Hengkang ke DPR RI

HARI-hari ini agak berat kurasakan. Sejak lima hari lalu, aku resmi menyandang status sebagai jobless alias pengangguran. Untunglah, aku mengisi waktu dengan membaca berbagai bahan kuliah.

Dari sisi finansial, tampaknya sudah ada sedikit perbaikan. Ternyata, aku masih punya honor dari Kompas sebesar Rp 415.000. Jumlah itu dihitung berdasarkan biaya transportasi ketika ke Makassar hingga fee berita yang memang belum kuambil.

Itupun dana dari Kompas itu sudah kugunakan untuk melengkapi buku yang harus dibaca berdasarkan silabus perkuliahan. Beberapa hari lalu, Ismet menelepon. Entah kenapa, aku masih bertahan untuk tetap tidak meminta uang.
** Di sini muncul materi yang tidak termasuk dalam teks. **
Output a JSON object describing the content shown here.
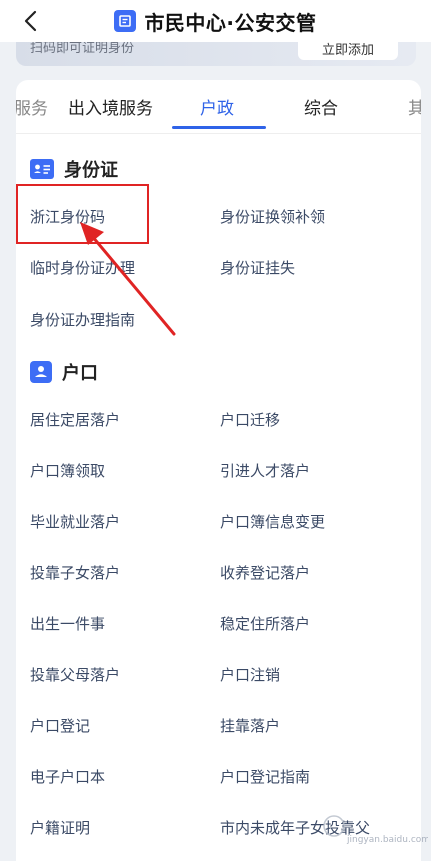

Meskipun, danaku juga terbatas alias pas-pasan. Yah, mungkin untuk lain kali.

Persoalan yang menderaku adalah karena sekarang ini aku masih berstatus pengangguran. Memang sih, untuk bulan ini aku masih bisa hidup, meski dengan duit pas-pasan. Tapi bulan depan, aku pasti kesulitan kalau tidak segera dicari jalan untuk mengantisipasi itu.

Terus terang, aku senang bekerja di PT Visual System Multimedia (VSM). Di situ aku bisa belajar banyak hal. Sebuah dunia yang begitu asing bagiku. Entah kenapa, aku selalu merasa kalau dunia itu sangat prospektif. Aku punya feeling kalau perusahaan itu bisa besar kelak di kemudian hari.

Hanya saja, itu tergantung pada bagaimana bos perusahaan itu bisa mengelola hari ini untuk masa depan. Di perusahaan yang bergerak di bidang IT itu, aku kebagian tugas untuk mengelola media serta training.

Sejak awal bekerja, aku benar-benar membangun sebuah sistem baru. Betapa sebuah perusahaan yang bergerak di bidang IT tiba-tiba saja hendak membuat media. Ada banyak prosedur yang masih harus dipelajari bersama.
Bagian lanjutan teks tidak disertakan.